2000 Oil Barrels Eliminated By Solar Power
The technology began on these tropical islands, and currently it has return home to roost, however in a nice way.
On Dec. 10, the Big Island can power up a four-acre solar farm based on Sopogy technology, that was spun off as Keahole Solar Power LLC to develop the project.
Located on Honolulu, Sopogy’s 500-kilowatt concentrating solar array, which is more economical than solar photovoltaic systems, can deliver enough electricity to the Huge Island’s power grid to serve 250 homes, consistent with state energy agency estimates.
This quantity will facilitate stop 808 metric tons of carbon dioxide from oil-burning power plants (for that Hawaii is justly infamous), that is the identical as preserving virtually eight acres of forest, planting 20,176 trees, or eliminating 154 cars from the road. In 2007, Hawaii’s generation mix stood at 68.4-% oil, and 12.5 percent coal, with only 4.five-p.c delivered from renewable resources like solar, wind, geothermal and biomass.
Sopogy’s four-acre solar farm, comprised of one,000 collectors regarding twelve feet long and 5 feet wide, can additionally eliminate the need to shop for two,000 barrels of oil, a development that state energy administrator Ted Peck called “exciting”.
The technology itself depends on troughs, or half-barrel-formed solar collectors, which catch, replicate and concentrate the sun’s energy on a central assortment bar. The system will head liquids up to 400 degrees (Fahrenheit), and the warmth from the liquid used to provide steam to control a turbine.

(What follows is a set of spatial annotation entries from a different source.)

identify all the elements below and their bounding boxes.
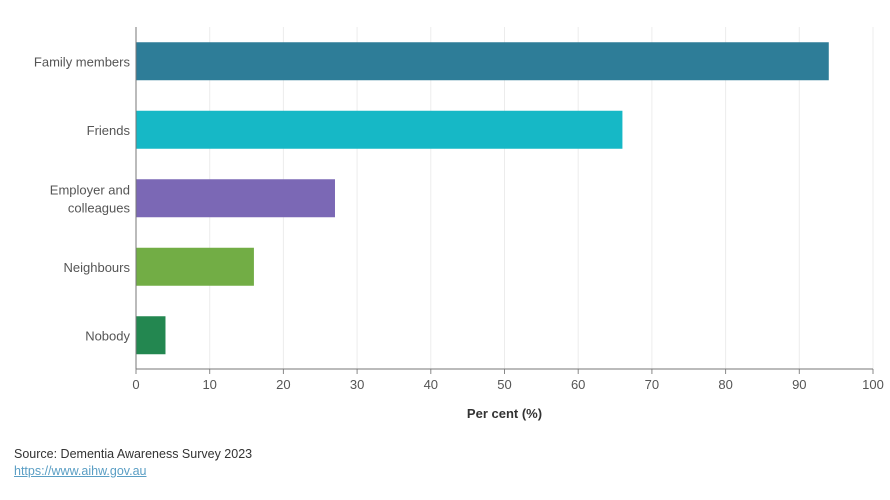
source-note: Source: Dementia Awareness Survey 2023 h… <box>14 446 252 480</box>
bar-chart: Family members Friends Employer and colleag… <box>34 27 884 421</box>
x-tick-label: 0 <box>132 377 139 392</box>
bar[interactable] <box>136 247 254 286</box>
category-label: Neighbours <box>64 260 131 275</box>
bar[interactable] <box>136 179 335 218</box>
x-tick-label: 10 <box>202 377 216 392</box>
category-label: Employer and colleagues <box>50 182 131 215</box>
x-tick-label: 40 <box>424 377 438 392</box>
bar[interactable] <box>136 42 829 81</box>
chart-container: Family members Friends Employer and colleag… <box>34 27 884 421</box>
bar[interactable] <box>136 110 623 149</box>
x-tick-label: 60 <box>571 377 585 392</box>
x-tick-labels: 0 10 20 30 40 50 60 70 80 90 100 <box>132 377 883 392</box>
x-tick-label: 80 <box>718 377 732 392</box>
category-labels: Family members Friends Employer and colleag… <box>34 54 131 343</box>
x-tick-label: 70 <box>645 377 659 392</box>
source-text: Source: Dementia Awareness Survey 2023 <box>14 447 253 461</box>
category-label: Friends <box>87 123 131 138</box>
grid-lines <box>209 27 874 369</box>
axes <box>135 27 874 374</box>
x-tick-label: 90 <box>792 377 806 392</box>
bar[interactable] <box>136 316 166 355</box>
category-label: Family members <box>34 54 131 69</box>
bars <box>136 42 829 355</box>
x-tick-label: 50 <box>497 377 511 392</box>
x-tick-label: 30 <box>350 377 364 392</box>
category-label: Nobody <box>85 328 130 343</box>
source-link[interactable]: https://www.aihw.gov.au <box>14 464 147 478</box>
x-axis-title: Per cent (%) <box>467 406 542 421</box>
x-tick-label: 20 <box>276 377 290 392</box>
x-tick-label: 100 <box>862 377 884 392</box>
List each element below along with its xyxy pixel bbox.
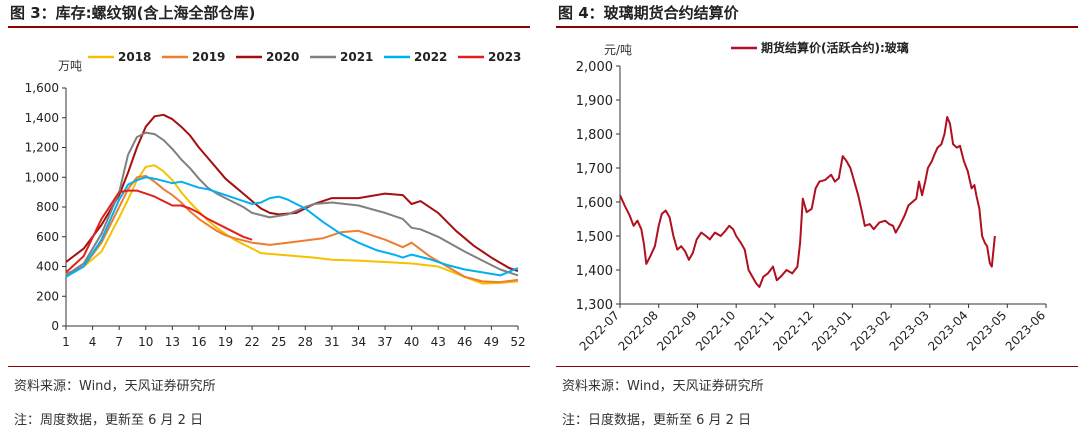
left-series-line-2022 bbox=[65, 176, 519, 278]
left-legend-label: 2020 bbox=[266, 50, 299, 64]
left-x-tick-label: 34 bbox=[351, 335, 366, 349]
left-bottom-rule bbox=[8, 366, 530, 367]
left-y-tick-label: 1,400 bbox=[25, 111, 59, 125]
right-x-tick-label: 2023-06 bbox=[1003, 308, 1048, 353]
right-x-tick-label: 2022-09 bbox=[654, 308, 699, 353]
left-y-tick-label: 1,200 bbox=[25, 141, 59, 155]
left-x-tick-label: 25 bbox=[271, 335, 286, 349]
left-x-tick-label: 46 bbox=[457, 335, 472, 349]
left-x-tick-label: 52 bbox=[510, 335, 525, 349]
right-legend-label: 期货结算价(活跃合约):玻璃 bbox=[761, 40, 909, 55]
left-x-tick-label: 7 bbox=[115, 335, 123, 349]
right-x-tick-label: 2023-02 bbox=[848, 308, 893, 353]
right-x-tick-label: 2022-08 bbox=[615, 308, 660, 353]
left-x-tick-label: 43 bbox=[431, 335, 446, 349]
left-x-tick-label: 16 bbox=[191, 335, 206, 349]
left-x-tick-label: 22 bbox=[244, 335, 259, 349]
left-y-axis-label: 万吨 bbox=[58, 59, 82, 73]
left-legend-label: 2021 bbox=[340, 50, 373, 64]
left-series-line-2020 bbox=[65, 113, 519, 272]
left-x-tick-label: 31 bbox=[324, 335, 339, 349]
right-y-tick-label: 1,900 bbox=[576, 94, 613, 109]
left-title-rule bbox=[8, 26, 530, 28]
right-y-tick-label: 1,300 bbox=[576, 298, 613, 313]
right-x-tick-label: 2022-07 bbox=[577, 308, 622, 353]
left-y-tick-label: 0 bbox=[51, 319, 59, 333]
left-x-tick-label: 28 bbox=[298, 335, 313, 349]
left-x-tick-label: 10 bbox=[138, 335, 153, 349]
left-line-chart: 万吨 0 200 400 600 800 1,000 1,200 1,400 1,600 1 4 7 10… bbox=[25, 50, 526, 349]
right-chart-title: 图 4：玻璃期货合约结算价 bbox=[558, 4, 739, 22]
left-legend-label: 2019 bbox=[192, 50, 225, 64]
left-y-tick-label: 600 bbox=[36, 230, 59, 244]
left-y-tick-label: 800 bbox=[36, 200, 59, 214]
left-x-tick-label: 19 bbox=[218, 335, 233, 349]
left-legend-label: 2022 bbox=[414, 50, 447, 64]
right-note: 注：日度数据，更新至 6 月 2 日 bbox=[562, 413, 752, 428]
right-y-tick-label: 1,700 bbox=[576, 162, 613, 177]
right-x-tick-label: 2023-04 bbox=[925, 308, 970, 353]
left-x-tick-label: 40 bbox=[404, 335, 419, 349]
right-series-line bbox=[619, 116, 996, 288]
left-series-line-2021 bbox=[65, 131, 519, 277]
left-x-tick-label: 4 bbox=[89, 335, 97, 349]
right-x-tick-label: 2023-01 bbox=[809, 308, 854, 353]
right-line-chart: 元/吨 1,300 1,400 1,500 1,600 1,700 1,800 1,900 2,… bbox=[576, 40, 1048, 354]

The array is being placed alongside Hawaii’s Natural Energy Laboratory (south of Kona International Airport), however a forty four,572-sq.-foot pilot project in July, designed by Sopogy and Helio Dynamics (a concentrating solar manufacturer), below the auspices of Southern California Gas (a division of Sempra Energy), proved the technology viable and compared Sopogy’s concentrating solar to larger concentrating trough arrays like Andasol 1 because the “PC size in concentrating solar generation” (as opposed to mainframes).
Sopogy’s collector, originally designed as the SopoFlare™ and destined for the commercial/industrial rooftop market as an alternative to solar thermal (solar hot water heating) or photovoltaic technologies, was developed along with an integrated roof rack mounting system.
All Sopogy’s offerings are based on its MicroCSP™ technology, which will be used in place of, or hybridized with, power generation systems, chiller (or AC) systems, process heat recovery devices, and even in desalination.
Originally founded in 2002 by Hawaiian-primarily based Energy Industries (an energy product developer) as an energy ideas incubator at the Energy Laboratories website, Sopogy has gone on to become an innovator, offering a product that prices less to manufacture than solar photovoltaic, with about twice the efficiency. And, whereas not as economical as utility-scale solar thermal collections systems, is more cost effective, provides for energy storage at nighttime and on cloudy days, and offers the hope that sometime the technology can be obtainable in residential roof-sized units.
Sopogy is trying ahead to a 50-megawatt project in Spain, and its sister entity, Keahole, is hoping to develop 30 megawatts of concentrating solar thermal throughout the Islands in the subsequent six years.